Everyone in the community is invited to contribute to the new memorial by painting a rock or two and adding it to the growing pile of colorful stones commemorating lost loved ones or simply celebrating life. When the garden closes at the end of the summer, some of the stones will be added to the Detroit Historical Society’s permanent collection as artifacts from this time.
“We wanted to do something immediate and interactive as a public service to our community during this historic time,” says Elana Rugh, CEO of the Detroit Historical Society. “Detroit has lost so many loved ones while we have been sheltered in place, and one of the cruel realities of this time is that we not been able to properly celebrate those lives. This garden gives everyone a simple and beautiful way to participate in a real-time public commemoration.”
The Memorial Garden at the Detroit Historical Museum is located in front of the curved wall at the northwest corner of Woodward and Kirby. The garden is open now and will remain in place until Labor Day. Participate by adding decorated stones to the garden any time.
TCF Bank Commits $250,000 and Announces $10 Million Lending Program to Aid Midland Flood Victims
Detroit’s TCF Bank today announced donations totaling $250,000 in support of Great Lakes Bay Region community organizations, as well as a $10 million Hardship Lending Program to support residents and businesses impacted by recent dam failures and historic flooding in the region.

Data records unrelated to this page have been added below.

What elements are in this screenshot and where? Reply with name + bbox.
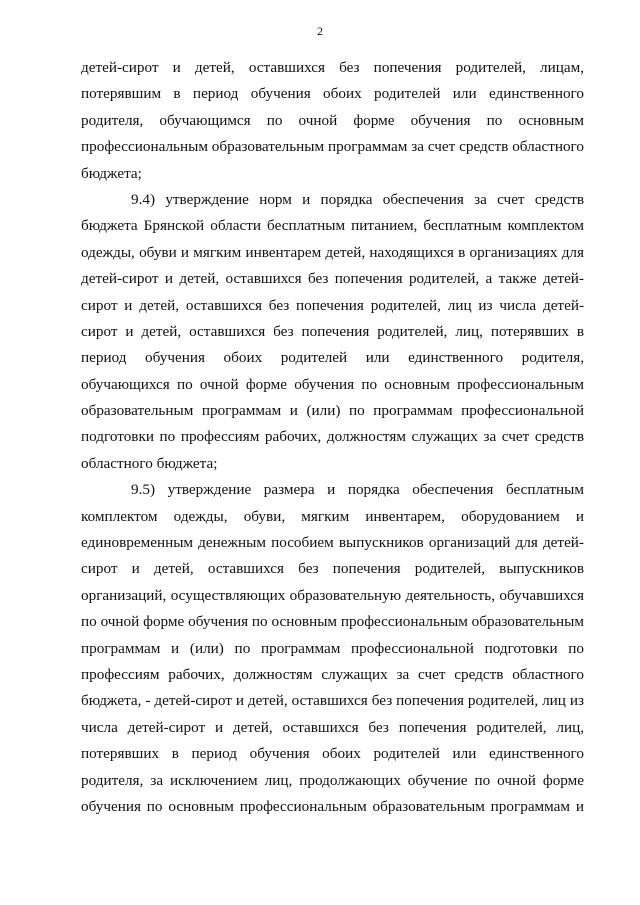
- page-number: 2: [317, 24, 323, 38]
- text-line: 9.4) утверждение норм и порядка обеспечения за счет средств: [131, 190, 584, 208]
- text-line: период обучения обоих родителей или единственного родителя,: [81, 349, 584, 367]
- text-line: сирот и детей, оставшихся без попечения родителей, лиц, потерявших в: [81, 322, 584, 340]
- text-line: подготовки по профессиям рабочих, должностям служащих за счет средств: [81, 428, 584, 446]
- text-line: по очной форме обучения по основным профессиональным образовательным: [81, 613, 584, 631]
- text-line: единовременным денежным пособием выпускников организаций для детей-: [81, 534, 584, 552]
- text-line: одежды, обуви и мягким инвентарем детей, находящихся в организациях для: [81, 243, 584, 261]
- text-line: детей-сирот и детей, оставшихся без попечения родителей, а также детей-: [81, 270, 584, 288]
- text-line: числа детей-сирот и детей, оставшихся без попечения родителей, лиц,: [81, 718, 584, 736]
- text-line: бюджета Брянской области бесплатным питанием, бесплатным комплектом: [81, 217, 584, 235]
- text-line: областного бюджета;: [81, 454, 218, 472]
- text-line: детей-сирот и детей, оставшихся без попечения родителей, лицам,: [81, 59, 584, 76]
- text-line: комплектом одежды, обуви, мягким инвентарем, оборудованием и: [81, 507, 584, 525]
- text-line: профессиям рабочих, должностям служащих за счет средств областного: [81, 665, 584, 683]
- text-line: потерявших в период обучения обоих родителей или единственного: [81, 745, 584, 763]
- text-line: профессиональным образовательным программам за счет средств областного: [81, 138, 584, 156]
- text-line: родителя, обучающимся по очной форме обучения по основным: [81, 111, 584, 129]
- text-line: бюджета, - детей-сирот и детей, оставшихся без попечения родителей, лиц из: [81, 692, 584, 710]
- text-line: образовательным программам и (или) по программам профессиональной: [81, 402, 584, 420]
- body-text: [81, 55, 584, 820]
- text-line: сирот и детей, оставшихся без попечения родителей, выпускников: [81, 560, 584, 578]
- text-line: программам и (или) по программам профессиональной подготовки по: [81, 639, 584, 657]
- text-line: 9.5) утверждение размера и порядка обеспечения бесплатным: [131, 481, 584, 499]
- text-line: бюджета;: [81, 164, 142, 182]
- text-line: родителя, за исключением лиц, продолжающих обучение по очной форме: [81, 771, 584, 789]
- text-line: потерявшим в период обучения обоих родителей или единственного: [81, 85, 584, 103]
- text-line: сирот и детей, оставшихся без попечения родителей, лиц из числа детей-: [81, 296, 584, 314]
- text-line: обучающихся по очной форме обучения по основным профессиональным: [81, 375, 584, 393]
- text-line: обучения по основным профессиональным образовательным программам и: [81, 797, 584, 815]
- text-line: организаций, осуществляющих образовательную деятельность, обучавшихся: [81, 586, 584, 604]
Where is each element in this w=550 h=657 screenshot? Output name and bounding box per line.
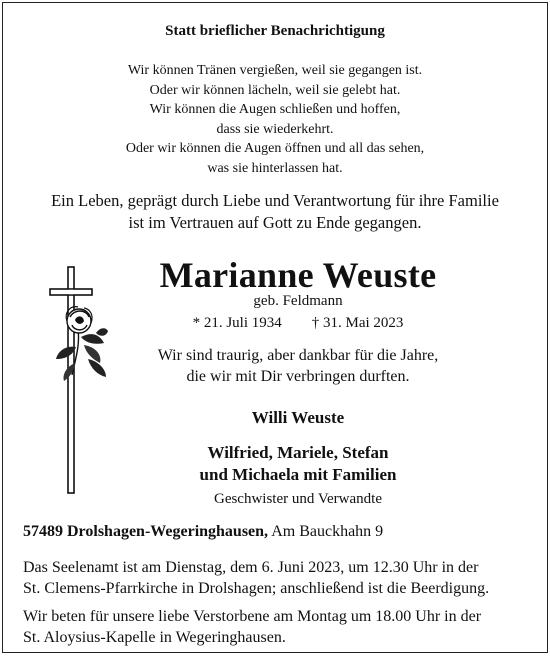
address-city: 57489 Drolshagen-Wegeringhausen,: [23, 523, 269, 540]
poem-line: Oder wir können die Augen öffnen und all das sehen,: [125, 141, 425, 157]
poem: [3, 61, 547, 179]
deceased-name: Marianne Weuste: [159, 255, 437, 295]
notice-heading: Statt brieflicher Benachrichtigung: [165, 23, 385, 39]
prayer-line: Wir beten für unsere liebe Verstorbene am Montag um 18.00 Uhr in der: [23, 608, 482, 625]
birth-date: * 21. Juli 1934: [192, 315, 282, 331]
mourning-address: [23, 523, 533, 541]
mourner-children-line: Wilfried, Mariele, Stefan: [207, 443, 389, 462]
intro-line: Ein Leben, geprägt durch Liebe und Verantwortung für ihre Familie: [51, 191, 499, 210]
requiem-info: [23, 557, 533, 599]
address-street: Am Bauckhahn 9: [271, 523, 384, 540]
mourner-relatives: Geschwister und Verwandte: [213, 491, 382, 507]
condolence-text: [98, 345, 498, 387]
condolence-line: die wir mit Dir verbringen durften.: [186, 368, 410, 385]
mourner-children: [98, 442, 498, 486]
poem-line: was sie hinterlassen hat.: [207, 160, 343, 176]
condolence-line: Wir sind traurig, aber dankbar für die Jahre,: [157, 347, 439, 364]
prayer-line: St. Aloysius-Kapelle in Wegeringhausen.: [23, 629, 286, 646]
requiem-line: Das Seelenamt ist am Dienstag, dem 6. Juni 2023, um 12.30 Uhr in der: [23, 559, 479, 576]
poem-line: Wir können die Augen schließen und hoffen,: [149, 102, 401, 118]
poem-line: Oder wir können lächeln, weil sie gelebt hat.: [149, 82, 401, 98]
intro-line: ist im Vertrauen auf Gott zu Ende gegangen.: [128, 213, 422, 232]
maiden-name: geb. Feldmann: [253, 293, 343, 309]
death-date: † 31. Mai 2023: [311, 315, 404, 331]
obituary-notice: [2, 2, 548, 653]
intro-text: [3, 190, 547, 234]
mourner-children-line: und Michaela mit Familien: [199, 465, 397, 484]
requiem-line: St. Clemens-Pfarrkirche in Drolshagen; anschließend ist die Beerdigung.: [23, 580, 490, 597]
poem-line: Wir können Tränen vergießen, weil sie gegangen ist.: [127, 63, 423, 78]
prayer-info: [23, 606, 533, 648]
poem-line: dass sie wiederkehrt.: [216, 121, 334, 137]
life-dates: [98, 315, 498, 332]
mourner-spouse: Willi Weuste: [251, 408, 345, 427]
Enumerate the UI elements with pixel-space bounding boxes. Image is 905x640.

Organizations receiving financial support from TCF Bank include United Way of Midland County, the Midland Area Community Foundation, and the Gladwin County Community Foundation.

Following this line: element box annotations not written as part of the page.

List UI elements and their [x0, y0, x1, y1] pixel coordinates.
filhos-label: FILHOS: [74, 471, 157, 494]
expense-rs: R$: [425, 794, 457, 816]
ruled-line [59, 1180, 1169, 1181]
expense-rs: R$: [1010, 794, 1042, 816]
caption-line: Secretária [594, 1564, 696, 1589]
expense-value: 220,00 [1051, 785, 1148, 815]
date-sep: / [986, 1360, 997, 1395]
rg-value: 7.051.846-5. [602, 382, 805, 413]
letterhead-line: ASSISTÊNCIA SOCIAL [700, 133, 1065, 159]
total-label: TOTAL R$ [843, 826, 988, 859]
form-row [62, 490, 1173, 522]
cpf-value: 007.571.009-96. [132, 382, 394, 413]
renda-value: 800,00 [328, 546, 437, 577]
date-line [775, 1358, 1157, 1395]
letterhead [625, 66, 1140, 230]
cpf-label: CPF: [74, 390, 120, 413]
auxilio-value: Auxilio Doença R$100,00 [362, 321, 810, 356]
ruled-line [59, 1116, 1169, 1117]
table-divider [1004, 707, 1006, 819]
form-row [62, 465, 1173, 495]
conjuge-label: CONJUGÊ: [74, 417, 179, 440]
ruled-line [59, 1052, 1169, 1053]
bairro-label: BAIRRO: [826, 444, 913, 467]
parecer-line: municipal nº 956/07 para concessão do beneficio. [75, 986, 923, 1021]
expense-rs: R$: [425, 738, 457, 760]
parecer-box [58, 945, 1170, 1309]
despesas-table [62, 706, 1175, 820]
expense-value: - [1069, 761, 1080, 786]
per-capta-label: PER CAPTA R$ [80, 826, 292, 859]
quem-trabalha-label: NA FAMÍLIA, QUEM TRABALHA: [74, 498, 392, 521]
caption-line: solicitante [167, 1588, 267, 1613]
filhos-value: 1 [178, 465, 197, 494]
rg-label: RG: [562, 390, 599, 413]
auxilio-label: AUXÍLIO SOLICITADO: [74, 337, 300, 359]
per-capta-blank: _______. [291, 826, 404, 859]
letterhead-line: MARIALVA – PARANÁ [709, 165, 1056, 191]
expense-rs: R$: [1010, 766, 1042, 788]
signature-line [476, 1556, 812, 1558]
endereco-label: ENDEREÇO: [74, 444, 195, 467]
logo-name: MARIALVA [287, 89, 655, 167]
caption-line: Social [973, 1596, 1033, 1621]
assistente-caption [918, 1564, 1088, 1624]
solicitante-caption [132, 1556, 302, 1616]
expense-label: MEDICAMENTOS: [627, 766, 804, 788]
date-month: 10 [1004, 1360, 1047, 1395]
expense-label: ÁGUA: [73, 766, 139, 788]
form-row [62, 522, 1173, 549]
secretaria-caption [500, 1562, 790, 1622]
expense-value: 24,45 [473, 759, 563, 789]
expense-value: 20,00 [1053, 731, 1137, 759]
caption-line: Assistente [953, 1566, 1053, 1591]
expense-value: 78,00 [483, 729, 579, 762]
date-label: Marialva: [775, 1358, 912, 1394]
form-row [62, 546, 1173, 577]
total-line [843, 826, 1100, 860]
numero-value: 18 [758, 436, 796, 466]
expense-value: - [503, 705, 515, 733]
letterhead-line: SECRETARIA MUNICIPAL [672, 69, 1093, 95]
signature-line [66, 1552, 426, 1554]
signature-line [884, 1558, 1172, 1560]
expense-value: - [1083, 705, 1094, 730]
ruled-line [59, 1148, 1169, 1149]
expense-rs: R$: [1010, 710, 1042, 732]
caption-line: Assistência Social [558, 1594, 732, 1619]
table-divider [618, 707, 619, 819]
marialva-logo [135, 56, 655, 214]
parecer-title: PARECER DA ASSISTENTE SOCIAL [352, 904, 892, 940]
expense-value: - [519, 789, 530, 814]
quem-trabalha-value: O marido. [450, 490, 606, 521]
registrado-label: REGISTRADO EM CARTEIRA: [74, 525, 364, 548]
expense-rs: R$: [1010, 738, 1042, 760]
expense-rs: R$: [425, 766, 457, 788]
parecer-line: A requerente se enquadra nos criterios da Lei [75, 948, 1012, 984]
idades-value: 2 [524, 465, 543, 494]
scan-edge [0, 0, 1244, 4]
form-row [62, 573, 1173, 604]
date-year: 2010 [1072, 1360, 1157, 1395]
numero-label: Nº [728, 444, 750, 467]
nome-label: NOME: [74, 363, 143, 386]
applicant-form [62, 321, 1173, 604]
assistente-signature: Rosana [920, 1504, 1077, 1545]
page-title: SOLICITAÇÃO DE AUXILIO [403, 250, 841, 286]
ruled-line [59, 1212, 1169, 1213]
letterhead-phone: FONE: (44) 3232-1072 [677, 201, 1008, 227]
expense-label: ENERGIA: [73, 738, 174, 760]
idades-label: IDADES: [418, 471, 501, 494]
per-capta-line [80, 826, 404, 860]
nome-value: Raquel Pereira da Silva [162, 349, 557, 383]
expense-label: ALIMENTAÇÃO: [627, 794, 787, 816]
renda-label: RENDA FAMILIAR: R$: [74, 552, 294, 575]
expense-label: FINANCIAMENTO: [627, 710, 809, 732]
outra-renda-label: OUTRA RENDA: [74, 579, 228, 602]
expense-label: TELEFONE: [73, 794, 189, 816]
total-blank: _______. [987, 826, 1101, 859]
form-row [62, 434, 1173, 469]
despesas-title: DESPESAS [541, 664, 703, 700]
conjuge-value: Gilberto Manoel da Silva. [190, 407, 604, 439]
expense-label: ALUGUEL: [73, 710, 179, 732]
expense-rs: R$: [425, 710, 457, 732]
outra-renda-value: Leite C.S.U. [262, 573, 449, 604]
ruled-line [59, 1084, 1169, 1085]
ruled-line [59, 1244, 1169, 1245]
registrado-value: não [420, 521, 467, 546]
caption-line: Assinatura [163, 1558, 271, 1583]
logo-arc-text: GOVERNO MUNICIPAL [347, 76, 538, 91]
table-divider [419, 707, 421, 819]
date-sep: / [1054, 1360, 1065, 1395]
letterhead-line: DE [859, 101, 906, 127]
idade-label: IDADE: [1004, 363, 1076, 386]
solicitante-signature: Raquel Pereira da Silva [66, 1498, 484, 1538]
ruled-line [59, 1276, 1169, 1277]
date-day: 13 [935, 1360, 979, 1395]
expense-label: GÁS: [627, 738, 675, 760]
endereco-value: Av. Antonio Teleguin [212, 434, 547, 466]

TCF designated $150,000 to the United Way of Midland County’s Rise Together Fund, which will make a critical difference on the area’s asset limited, income constrained, employed (ALICE) population. Those dollars will be matched by The Herbert H. and Grace A. Dow Foundation.
An additional $100,000 in relief donations will be made to funds at the Midland Area Community Foundation, with $50,000 toward a new TCF Employee Assistance Fund and $50,000 for the Gladwin County Relief Fund at the Gladwin County Community Foundation. These donations will provide flood relief throughout Gladwin and Midland counties and can be used for food, shelter, and other recovery and repair efforts.
“Our purpose is to strengthen individuals, businesses, and our community – not just in good times but in times of hardship,” says Gary Torgow, executive chairman of TCF Bank. “We have a long, proud history serving the Midland community, with over 600 team members in essential operations and banking centers. The unusual events of 2020 have created challenging economic crises for our customers and team members, and we want to do as much as we can to lessen their financial burdens and help them maintain hope.”
By establishing the $10 million TCF Hardship Loan Fund, qualifying residents impacted by flooding can get fast financial support to purchase vitally important supplies and labor as they recover and rebuild. These unsecured loans will be offered for up to $10,000 at 0 percent for 36 months with no fees and require auto pay from a customer’s Chemical Bank account. Details about this program and how to apply will be available on May 27 here.
In addition to its donations and new loan fund, TCF is offering consumer payment assistance, payment forbearance, and halting repossessions and foreclosures for consumers and businesses affected by the flooding.
Oakland University in Rochester Hills has announced plans for the university to freeze tuition costs for Fall 2020. At the same time, the university is implementing additional health and safety measures to re-open safely and welcome students back this fall to the third safest campus in the country.
“We know that every Michigan family has suffered economic hardship during the coronavirus crisis; and, we know that by freezing tuition, new and returning students and families can plan their budgets accordingly,” says Ora Hirsch Pescovitz, president of Oakland University. “In addition, we are actively working with students and their families to identify financial aid packages to ensure that an Oakland University education is affordable for every qualified student.”